De viaje con su marido
De viaje con su marido David en marzo pasado

—¿Cuál fue la reacción de tu familia?

—No podían creerlo. Mi mamá y mi papá estaban de viaje, pero fui a su departamento, donde vivía mi hermana menor, y después se sumaron dos hermanos más: lloraban de alegría. Esa noche llamamos a mis padres. Ellos estaban en el Uruguay, porque en esa época pasaban seis meses allá y seis meses en Buenos Aires. Enseguida mi padre me sacó un pasaje y me fui para allá con ropa de mi hermana. Y ahí pasé, probablemente, 30 días. Yo estaba flaca, casi transparente, así que me alimentaron y me vistieron. Después regresamos y conseguí trabajo rapidísimo. En ese sentido tuve suerte.

—¿Costó insertarte socialmente?

—No. Si bien tenía mis momentos de tratar de estar sola, me gustó mucho la parte de redescubrir a mi familia: volver a estar con mis hermanos y mis sobrinos, que en ese momento eran chiquititos. No puedo decir que me haya costado. Justamente, creo que fue gracias a mi familia y también a que reconecté con dos de mis mejores amigos de antes, que pude adaptarme rápido. Empecé a estudiar Musicoterapia y, por mi francés, conseguí un puesto en una inmobiliaria, porque no tenía experiencia de nada.

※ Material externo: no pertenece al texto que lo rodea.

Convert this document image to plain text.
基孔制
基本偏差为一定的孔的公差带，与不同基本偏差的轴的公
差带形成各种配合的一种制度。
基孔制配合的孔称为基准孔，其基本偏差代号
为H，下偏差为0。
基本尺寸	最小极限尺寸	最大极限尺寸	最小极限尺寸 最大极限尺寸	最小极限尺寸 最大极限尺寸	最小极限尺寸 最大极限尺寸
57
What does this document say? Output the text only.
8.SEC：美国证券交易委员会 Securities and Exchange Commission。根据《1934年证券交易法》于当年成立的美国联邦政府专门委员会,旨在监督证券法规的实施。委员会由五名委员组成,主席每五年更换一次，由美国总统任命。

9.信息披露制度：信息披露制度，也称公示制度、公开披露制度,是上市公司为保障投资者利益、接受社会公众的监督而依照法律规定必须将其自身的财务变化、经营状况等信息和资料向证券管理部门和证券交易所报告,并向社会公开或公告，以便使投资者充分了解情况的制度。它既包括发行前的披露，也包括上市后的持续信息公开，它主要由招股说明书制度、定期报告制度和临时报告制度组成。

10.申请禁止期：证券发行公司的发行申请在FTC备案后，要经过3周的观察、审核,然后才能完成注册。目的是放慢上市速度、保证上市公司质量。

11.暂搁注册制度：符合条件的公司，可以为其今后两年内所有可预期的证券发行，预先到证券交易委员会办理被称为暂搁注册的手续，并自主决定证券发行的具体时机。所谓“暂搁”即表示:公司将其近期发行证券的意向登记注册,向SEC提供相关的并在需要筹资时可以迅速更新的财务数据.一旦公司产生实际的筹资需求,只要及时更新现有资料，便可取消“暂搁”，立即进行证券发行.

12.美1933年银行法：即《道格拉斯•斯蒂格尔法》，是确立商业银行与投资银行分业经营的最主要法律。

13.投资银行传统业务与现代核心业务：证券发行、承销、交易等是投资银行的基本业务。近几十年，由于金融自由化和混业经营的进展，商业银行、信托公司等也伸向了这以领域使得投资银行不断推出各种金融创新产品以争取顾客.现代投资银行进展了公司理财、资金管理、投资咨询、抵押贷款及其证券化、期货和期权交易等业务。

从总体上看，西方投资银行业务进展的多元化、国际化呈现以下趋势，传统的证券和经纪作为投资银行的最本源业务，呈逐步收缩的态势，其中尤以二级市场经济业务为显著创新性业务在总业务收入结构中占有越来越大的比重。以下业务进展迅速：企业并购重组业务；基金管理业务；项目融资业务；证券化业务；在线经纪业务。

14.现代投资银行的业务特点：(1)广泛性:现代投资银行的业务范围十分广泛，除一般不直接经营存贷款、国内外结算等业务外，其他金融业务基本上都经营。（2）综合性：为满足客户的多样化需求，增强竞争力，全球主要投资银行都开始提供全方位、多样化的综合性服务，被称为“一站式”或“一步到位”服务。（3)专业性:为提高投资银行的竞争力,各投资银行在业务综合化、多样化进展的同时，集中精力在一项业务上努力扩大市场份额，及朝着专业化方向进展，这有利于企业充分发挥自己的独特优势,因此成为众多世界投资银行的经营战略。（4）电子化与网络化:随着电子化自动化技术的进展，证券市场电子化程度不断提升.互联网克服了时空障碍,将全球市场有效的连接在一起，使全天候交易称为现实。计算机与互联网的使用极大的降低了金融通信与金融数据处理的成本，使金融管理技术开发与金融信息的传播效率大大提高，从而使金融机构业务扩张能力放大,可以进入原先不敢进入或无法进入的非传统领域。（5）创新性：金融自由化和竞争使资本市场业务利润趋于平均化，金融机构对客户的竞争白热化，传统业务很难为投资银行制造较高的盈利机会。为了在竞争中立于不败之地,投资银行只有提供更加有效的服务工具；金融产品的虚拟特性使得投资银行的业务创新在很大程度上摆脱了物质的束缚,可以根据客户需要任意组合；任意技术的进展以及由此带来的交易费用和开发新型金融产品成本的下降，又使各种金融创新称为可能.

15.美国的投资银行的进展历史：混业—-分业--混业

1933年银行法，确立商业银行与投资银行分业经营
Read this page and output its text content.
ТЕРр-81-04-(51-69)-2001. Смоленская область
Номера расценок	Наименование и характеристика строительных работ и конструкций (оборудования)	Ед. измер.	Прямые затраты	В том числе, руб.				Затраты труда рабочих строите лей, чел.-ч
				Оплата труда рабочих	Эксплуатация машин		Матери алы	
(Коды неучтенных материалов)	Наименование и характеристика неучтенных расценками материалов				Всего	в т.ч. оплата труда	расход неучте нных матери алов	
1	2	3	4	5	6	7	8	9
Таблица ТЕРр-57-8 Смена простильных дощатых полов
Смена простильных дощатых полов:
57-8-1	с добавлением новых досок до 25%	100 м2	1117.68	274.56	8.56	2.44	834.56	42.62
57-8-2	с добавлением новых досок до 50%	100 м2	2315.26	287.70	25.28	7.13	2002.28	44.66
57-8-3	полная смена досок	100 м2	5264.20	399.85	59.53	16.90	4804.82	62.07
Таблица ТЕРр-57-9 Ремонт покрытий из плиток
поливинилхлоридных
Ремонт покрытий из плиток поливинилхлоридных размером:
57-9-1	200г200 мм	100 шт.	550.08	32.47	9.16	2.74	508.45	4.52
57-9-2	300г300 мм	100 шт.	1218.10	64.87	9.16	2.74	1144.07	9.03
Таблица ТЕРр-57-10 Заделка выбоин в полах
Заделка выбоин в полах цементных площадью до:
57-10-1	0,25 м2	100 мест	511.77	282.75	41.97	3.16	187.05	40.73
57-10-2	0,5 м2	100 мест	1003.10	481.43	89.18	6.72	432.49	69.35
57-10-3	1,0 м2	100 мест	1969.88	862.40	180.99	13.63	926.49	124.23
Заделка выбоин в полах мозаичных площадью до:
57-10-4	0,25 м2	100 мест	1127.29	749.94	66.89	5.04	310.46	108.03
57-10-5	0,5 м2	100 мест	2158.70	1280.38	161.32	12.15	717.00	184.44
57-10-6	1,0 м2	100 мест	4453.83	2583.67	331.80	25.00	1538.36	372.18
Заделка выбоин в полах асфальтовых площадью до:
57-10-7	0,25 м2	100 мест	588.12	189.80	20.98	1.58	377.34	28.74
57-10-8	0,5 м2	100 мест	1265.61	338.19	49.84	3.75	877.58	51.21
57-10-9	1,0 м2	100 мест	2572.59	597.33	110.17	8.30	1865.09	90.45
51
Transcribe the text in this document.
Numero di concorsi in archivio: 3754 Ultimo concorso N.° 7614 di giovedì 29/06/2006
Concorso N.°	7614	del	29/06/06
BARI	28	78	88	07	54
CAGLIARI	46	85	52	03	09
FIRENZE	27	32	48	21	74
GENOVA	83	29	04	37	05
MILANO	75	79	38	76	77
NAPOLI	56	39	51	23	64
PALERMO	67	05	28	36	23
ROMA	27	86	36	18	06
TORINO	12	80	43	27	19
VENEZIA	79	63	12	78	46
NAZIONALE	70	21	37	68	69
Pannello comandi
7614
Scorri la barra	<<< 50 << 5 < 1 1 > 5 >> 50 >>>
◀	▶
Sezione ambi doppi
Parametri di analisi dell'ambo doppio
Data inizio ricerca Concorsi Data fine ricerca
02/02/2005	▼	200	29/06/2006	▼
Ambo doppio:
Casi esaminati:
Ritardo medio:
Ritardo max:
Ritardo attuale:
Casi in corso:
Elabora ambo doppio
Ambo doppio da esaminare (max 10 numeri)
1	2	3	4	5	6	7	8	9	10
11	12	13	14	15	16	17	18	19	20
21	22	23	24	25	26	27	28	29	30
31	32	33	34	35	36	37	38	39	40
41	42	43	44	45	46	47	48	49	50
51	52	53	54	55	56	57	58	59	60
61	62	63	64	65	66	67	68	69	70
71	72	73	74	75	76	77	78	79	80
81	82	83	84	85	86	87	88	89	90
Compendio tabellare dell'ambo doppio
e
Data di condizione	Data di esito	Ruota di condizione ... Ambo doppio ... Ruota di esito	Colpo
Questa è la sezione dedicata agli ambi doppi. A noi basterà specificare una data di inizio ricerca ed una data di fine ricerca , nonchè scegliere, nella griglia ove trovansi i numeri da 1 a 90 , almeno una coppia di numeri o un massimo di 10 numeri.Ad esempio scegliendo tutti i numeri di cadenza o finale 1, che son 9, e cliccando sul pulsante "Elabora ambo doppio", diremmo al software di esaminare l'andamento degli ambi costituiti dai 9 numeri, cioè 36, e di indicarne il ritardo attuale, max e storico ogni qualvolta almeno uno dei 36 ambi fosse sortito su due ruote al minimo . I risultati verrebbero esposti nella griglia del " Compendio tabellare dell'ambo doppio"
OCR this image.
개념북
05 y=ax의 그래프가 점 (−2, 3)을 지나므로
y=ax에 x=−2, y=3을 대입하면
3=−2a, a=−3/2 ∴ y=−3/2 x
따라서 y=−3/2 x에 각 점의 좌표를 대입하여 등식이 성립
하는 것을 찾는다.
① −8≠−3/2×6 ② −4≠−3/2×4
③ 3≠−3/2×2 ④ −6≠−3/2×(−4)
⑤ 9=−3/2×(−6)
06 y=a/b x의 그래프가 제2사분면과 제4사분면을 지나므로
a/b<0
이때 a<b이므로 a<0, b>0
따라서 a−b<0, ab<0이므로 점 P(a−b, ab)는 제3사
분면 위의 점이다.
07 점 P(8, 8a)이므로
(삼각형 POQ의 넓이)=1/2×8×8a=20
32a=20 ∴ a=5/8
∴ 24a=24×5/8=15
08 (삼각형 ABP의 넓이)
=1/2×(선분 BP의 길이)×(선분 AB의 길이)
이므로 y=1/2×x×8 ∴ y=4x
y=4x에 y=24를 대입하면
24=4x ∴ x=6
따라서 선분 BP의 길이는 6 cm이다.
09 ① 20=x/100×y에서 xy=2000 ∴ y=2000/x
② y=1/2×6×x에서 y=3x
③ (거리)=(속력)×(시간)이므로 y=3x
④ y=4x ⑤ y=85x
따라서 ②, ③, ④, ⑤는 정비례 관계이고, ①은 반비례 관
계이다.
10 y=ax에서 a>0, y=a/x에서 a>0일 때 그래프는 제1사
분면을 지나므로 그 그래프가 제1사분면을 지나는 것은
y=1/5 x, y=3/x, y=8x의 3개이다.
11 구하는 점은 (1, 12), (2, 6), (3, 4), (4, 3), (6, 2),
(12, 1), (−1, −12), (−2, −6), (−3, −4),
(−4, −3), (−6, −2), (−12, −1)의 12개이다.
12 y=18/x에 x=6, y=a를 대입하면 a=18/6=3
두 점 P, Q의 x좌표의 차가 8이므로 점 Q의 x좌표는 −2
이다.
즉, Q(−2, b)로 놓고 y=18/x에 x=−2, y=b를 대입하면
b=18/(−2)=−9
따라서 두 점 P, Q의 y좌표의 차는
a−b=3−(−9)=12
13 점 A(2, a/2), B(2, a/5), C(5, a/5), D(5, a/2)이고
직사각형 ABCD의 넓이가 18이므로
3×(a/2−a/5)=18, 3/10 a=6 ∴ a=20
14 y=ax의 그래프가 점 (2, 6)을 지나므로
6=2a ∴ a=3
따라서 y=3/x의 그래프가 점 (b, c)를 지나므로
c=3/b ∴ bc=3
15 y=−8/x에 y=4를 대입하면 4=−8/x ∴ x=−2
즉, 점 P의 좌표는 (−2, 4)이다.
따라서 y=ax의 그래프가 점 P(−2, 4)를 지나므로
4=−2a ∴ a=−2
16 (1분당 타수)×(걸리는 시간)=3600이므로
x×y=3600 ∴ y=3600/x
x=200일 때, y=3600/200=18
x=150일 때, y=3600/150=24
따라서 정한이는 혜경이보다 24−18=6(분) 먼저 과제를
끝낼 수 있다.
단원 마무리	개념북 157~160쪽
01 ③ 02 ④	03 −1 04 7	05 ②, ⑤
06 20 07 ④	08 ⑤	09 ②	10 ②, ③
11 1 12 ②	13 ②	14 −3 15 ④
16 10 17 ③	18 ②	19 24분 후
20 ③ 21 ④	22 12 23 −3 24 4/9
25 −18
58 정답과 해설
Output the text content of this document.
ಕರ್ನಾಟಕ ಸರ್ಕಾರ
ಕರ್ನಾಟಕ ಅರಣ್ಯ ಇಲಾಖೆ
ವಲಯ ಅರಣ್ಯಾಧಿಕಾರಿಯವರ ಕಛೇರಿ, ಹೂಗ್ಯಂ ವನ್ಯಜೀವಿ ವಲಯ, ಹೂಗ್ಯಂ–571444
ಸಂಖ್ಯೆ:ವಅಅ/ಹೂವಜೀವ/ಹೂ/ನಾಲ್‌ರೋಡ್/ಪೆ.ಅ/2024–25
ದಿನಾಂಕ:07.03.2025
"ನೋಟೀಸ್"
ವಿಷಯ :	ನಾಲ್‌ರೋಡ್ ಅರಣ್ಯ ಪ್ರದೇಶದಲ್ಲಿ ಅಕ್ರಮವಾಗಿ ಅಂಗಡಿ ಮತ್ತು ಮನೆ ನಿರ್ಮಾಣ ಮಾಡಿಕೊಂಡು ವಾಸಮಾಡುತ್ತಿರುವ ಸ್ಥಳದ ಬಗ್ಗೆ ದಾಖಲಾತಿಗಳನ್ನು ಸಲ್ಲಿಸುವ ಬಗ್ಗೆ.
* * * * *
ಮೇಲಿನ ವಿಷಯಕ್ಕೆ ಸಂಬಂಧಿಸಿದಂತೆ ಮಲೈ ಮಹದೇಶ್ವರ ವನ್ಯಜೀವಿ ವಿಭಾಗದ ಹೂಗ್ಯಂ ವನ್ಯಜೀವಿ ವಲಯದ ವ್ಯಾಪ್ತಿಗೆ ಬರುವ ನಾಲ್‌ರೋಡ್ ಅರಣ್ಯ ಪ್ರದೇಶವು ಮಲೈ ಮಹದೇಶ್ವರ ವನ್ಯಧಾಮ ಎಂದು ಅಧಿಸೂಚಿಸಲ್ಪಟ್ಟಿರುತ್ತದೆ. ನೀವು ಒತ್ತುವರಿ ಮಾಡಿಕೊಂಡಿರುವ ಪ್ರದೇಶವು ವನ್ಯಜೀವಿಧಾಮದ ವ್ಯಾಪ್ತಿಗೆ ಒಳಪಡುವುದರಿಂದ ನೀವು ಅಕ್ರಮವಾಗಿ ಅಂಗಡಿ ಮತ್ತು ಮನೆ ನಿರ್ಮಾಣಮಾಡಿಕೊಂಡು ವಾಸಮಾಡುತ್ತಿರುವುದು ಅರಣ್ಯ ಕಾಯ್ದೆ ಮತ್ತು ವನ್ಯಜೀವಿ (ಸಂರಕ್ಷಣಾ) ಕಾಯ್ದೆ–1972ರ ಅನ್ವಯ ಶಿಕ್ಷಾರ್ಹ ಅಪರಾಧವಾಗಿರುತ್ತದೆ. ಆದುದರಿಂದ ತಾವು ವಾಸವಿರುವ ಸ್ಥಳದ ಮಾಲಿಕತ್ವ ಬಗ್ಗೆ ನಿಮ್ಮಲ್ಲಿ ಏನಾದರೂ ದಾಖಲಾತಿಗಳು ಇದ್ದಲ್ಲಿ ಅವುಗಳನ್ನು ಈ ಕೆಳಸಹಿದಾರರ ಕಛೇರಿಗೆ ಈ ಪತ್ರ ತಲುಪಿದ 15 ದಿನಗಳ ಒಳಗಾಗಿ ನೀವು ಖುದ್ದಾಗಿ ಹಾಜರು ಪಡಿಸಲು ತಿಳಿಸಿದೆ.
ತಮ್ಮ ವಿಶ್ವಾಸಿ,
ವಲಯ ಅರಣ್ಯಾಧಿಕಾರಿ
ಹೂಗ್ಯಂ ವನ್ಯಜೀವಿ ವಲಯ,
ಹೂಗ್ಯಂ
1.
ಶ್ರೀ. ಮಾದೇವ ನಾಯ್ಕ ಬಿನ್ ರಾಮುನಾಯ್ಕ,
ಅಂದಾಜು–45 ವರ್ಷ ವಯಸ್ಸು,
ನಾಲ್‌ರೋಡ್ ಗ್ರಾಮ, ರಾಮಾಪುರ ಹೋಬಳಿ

Ni siquiera sabía de computación. Ahí trabajé unos meses nomás, hasta que me fui a una empresa de asistencia al viajero. Después conocí a mi marido, que es norteamericano, nos casamos y al año nos fuimos a vivir a Estados Unidos.

—De ser monja de clausura en un monasterio contemplativo a casarte y tener una hija. ¿Lo habías imaginado?

—Cuando me presentaron a mi marido, no quería saber nada. No fue un flechazo en absoluto, pero empezamos como una amistad y, poco a poco, nos enganchamos.

—¿Te casaste por iglesia?

—Sí. Me casé por iglesia. Todavía me quedaba fe. (Risas).

"No me arrepiento de haber
"No me arrepiento de haber sido monja, pero sí de haberlo sido tanto tiempo", dice

—Después de ser madre, ¿te pusiste más en el lugar de tus padres al momento de decirles que querías ser monja?

—Sí. En algún momento le dije: “Hija no me vayas a hacer eso”. Y ella me contestó: “¡Ni loca, mamá!”. Al principio yo no quería reconectarme con mi vida pasada. Quería ir adelante, tenía proyectos, ganas de estudiar y de viajar. Fue bastante más adelante, cuando empecé terapia, que comencé a revisar toda esa etapa y a pensar en plasmar mi historia en un libro. Así surgió El canto de las horas (Libros del Zorzal, 2022). Me llevó diez años, pero necesitaba hacerlo. Primero, para que le quedara a mi hija. Después porque empecé a pensar que otras chicas podían pasar por lo mismo. Y no me equivoqué: tras publicar la novela me contactaron unas cuantas.

—¿Cuál es tu vínculo con la Iglesia hoy? ¿Vas a misa, por ejemplo?

—La parte espiritual no la perdí, pero ahora pasa por meditar, salir a caminar o escuchar música. Admiré muchísimo al papa Francisco. Me encanta todo lo que dijo e hizo. De hecho, yo estuve en el Vaticano como monja, así que conozco algunas internas. Pero la parte institucional de la Iglesia no me llega en absoluto: me desilusionó.

—El próximo 30 de mayo vas a cumplir 64 y, a esta altura, los doce años en el monasterio son un pedacito de tu vida. ¿Cómo lo ves hoy? ¿Te arrepentís?

—Mi sentimiento hacia esos 12 años es de mucho cariño. Fue una experiencia muy rica. Y todas esas pequeñas cosas que te mencioné que para mí en ese momento eran un mundo, no son las que me pesan. No me arrepiento de haber sido monja, pero sí de haberlo sido tanto tiempo, porque yo entré a los 20 y salí a los 32. Hoy la veo a mi hija, que tiene 26, veo lo que está haciendo, y entiendo que todo eso yo no lo viví. Estuve en un lugar muy protegido, luchando con mi propio interior. Ese es el gran dolor que tengo. Reprocho que no me hayan ayudado a entender que esa vida no era para mí. Fue demasiado tiempo.